Wichtiger als die Optimierung ist die Klarheit: Was als Vorbezug gilt und was als Geschenk, gehört schriftlich festgehalten. Ohne Dokument entsteht der Streit erst Jahre später, wenn niemand mehr nachfragen kann.
Betreuungsgutschriften verfallen jährlich
Wer pflegebedürftige Angehörige mit Hilflosenentschädigung betreut und weniger als 30 Kilometer entfernt wohnt, hat Anspruch auf eine Betreuungsgutschrift – dieselbe Höhe wie die Erziehungsgutschrift.

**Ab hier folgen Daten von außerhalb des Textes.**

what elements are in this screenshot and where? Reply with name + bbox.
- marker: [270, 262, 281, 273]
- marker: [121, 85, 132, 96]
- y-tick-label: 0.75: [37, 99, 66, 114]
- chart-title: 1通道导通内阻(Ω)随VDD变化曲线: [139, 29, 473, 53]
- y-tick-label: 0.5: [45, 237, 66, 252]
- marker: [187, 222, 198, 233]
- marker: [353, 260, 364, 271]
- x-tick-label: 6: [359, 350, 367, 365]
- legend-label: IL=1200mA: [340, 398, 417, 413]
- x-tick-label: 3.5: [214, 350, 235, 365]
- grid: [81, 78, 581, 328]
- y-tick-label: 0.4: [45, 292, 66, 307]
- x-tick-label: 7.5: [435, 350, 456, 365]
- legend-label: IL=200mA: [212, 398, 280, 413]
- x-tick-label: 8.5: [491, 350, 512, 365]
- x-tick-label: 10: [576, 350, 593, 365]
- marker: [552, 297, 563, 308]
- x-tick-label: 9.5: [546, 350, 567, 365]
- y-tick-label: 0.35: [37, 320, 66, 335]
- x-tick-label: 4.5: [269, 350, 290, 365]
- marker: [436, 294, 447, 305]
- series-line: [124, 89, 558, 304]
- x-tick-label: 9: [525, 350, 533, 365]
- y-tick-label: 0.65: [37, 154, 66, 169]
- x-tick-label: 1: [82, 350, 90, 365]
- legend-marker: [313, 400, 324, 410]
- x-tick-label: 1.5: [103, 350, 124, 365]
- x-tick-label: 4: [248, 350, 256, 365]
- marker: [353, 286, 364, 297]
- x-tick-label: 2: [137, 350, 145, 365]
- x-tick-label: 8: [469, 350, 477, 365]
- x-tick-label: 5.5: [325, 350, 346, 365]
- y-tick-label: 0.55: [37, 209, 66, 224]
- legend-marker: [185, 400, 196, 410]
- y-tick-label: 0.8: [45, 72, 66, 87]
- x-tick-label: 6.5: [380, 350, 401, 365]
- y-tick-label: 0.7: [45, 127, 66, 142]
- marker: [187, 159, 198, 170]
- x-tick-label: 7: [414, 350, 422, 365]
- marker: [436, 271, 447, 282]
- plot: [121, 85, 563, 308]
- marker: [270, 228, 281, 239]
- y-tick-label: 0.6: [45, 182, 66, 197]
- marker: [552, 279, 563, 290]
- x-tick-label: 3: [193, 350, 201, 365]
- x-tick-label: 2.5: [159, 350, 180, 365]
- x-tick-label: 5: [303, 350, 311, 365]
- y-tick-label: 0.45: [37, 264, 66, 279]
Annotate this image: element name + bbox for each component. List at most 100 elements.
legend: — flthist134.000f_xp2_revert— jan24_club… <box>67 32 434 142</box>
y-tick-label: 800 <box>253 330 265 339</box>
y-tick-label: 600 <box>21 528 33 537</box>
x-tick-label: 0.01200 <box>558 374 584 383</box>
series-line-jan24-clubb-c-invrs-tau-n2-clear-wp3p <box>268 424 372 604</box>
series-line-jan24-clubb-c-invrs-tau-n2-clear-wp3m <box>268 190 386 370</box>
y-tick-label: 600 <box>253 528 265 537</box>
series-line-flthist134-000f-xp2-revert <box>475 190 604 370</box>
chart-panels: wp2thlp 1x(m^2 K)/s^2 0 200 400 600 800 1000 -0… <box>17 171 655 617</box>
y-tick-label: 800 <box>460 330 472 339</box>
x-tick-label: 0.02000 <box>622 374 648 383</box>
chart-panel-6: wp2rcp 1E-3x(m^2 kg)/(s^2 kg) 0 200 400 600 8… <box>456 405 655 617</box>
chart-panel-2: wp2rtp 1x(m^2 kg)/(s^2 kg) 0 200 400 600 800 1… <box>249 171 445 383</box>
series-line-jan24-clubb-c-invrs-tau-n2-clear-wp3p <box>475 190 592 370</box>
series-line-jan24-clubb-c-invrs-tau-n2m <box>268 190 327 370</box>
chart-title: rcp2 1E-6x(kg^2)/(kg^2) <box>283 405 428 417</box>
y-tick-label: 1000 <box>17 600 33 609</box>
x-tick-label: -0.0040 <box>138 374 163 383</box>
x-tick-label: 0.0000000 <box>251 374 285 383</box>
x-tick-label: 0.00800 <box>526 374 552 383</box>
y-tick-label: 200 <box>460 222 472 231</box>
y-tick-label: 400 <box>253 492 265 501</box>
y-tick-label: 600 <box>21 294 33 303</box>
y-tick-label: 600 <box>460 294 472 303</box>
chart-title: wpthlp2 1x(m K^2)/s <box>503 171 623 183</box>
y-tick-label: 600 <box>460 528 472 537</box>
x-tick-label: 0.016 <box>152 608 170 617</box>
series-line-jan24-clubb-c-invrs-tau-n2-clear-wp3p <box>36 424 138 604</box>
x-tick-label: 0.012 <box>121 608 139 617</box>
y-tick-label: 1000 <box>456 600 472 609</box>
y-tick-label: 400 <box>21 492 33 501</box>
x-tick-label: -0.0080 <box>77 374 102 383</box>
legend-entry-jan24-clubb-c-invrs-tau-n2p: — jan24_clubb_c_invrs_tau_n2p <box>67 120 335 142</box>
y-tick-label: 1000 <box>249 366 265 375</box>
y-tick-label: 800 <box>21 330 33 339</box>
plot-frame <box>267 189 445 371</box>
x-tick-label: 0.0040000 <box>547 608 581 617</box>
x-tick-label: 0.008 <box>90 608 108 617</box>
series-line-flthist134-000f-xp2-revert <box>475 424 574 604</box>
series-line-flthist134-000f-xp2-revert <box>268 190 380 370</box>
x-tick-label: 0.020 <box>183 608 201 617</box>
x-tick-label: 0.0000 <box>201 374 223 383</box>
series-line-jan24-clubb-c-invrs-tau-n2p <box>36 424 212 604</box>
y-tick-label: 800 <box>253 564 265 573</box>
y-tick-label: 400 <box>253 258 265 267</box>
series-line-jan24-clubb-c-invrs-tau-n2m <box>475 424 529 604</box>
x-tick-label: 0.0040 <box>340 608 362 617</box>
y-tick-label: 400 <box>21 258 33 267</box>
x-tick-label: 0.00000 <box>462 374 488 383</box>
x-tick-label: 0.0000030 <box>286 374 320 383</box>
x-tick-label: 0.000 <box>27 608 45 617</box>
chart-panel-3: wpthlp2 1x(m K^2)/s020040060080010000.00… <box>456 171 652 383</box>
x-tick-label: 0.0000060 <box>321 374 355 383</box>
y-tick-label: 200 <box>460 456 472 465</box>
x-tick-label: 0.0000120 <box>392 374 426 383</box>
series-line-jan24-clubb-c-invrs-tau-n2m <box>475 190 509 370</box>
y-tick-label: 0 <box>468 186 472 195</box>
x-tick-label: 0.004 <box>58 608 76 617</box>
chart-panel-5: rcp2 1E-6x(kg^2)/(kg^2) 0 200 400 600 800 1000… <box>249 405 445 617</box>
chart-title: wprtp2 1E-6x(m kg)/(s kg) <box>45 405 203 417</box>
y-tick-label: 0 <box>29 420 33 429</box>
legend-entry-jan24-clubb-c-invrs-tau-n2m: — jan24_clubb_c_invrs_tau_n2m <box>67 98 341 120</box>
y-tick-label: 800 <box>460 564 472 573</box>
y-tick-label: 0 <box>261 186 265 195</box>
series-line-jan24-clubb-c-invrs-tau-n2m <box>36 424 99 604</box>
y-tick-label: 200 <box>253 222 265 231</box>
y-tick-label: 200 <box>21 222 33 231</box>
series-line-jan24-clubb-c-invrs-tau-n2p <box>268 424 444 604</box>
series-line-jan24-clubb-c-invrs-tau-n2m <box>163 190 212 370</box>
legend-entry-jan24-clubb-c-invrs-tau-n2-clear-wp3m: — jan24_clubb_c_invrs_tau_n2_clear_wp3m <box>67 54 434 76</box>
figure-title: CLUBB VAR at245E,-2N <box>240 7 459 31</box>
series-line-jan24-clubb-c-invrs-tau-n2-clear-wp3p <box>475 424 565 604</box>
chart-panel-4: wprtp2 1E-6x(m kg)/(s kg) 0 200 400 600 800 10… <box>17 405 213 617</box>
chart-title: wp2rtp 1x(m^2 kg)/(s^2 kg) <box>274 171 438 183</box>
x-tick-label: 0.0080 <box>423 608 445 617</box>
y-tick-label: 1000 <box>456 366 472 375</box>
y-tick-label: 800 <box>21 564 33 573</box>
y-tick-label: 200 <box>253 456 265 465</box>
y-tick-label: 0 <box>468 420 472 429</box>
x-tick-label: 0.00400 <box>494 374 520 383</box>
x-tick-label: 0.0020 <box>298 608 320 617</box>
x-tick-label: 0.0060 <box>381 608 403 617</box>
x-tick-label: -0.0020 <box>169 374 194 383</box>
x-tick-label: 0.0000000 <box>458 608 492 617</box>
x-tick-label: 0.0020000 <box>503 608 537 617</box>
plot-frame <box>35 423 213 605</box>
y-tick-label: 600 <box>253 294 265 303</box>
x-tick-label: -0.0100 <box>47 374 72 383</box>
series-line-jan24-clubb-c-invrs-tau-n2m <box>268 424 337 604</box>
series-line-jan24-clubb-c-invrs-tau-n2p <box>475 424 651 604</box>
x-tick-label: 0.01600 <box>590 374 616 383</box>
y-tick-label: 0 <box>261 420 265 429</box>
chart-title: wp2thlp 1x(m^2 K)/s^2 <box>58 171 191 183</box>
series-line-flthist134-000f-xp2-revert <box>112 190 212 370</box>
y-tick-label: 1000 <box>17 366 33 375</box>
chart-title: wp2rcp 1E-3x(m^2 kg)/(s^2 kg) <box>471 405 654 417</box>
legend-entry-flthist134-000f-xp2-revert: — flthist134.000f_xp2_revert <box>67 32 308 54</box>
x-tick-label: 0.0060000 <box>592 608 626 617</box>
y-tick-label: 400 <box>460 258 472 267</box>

Anders als diese muss sie jedes Jahr neu bei der Ausgleichskasse geltend gemacht werden. Wer sie für automatisch hält, verliert sie Jahr für Jahr – bei fünf Jahren Pflege ein sechsstelliger Betrag an angerechnetem Einkommen.
Schenkung und Pflichtteil
Schenkungen zu Lebzeiten können Pflichtteile von Nachkommen verletzen und später zur Herabsetzung führen. Das ist der häufigste Streitpunkt bei Generationentransfers.
Wer grössere Beträge weitergibt, sollte die Auswirkung auf die Erbteilung klären – am besten schriftlich und mit allen Beteiligten.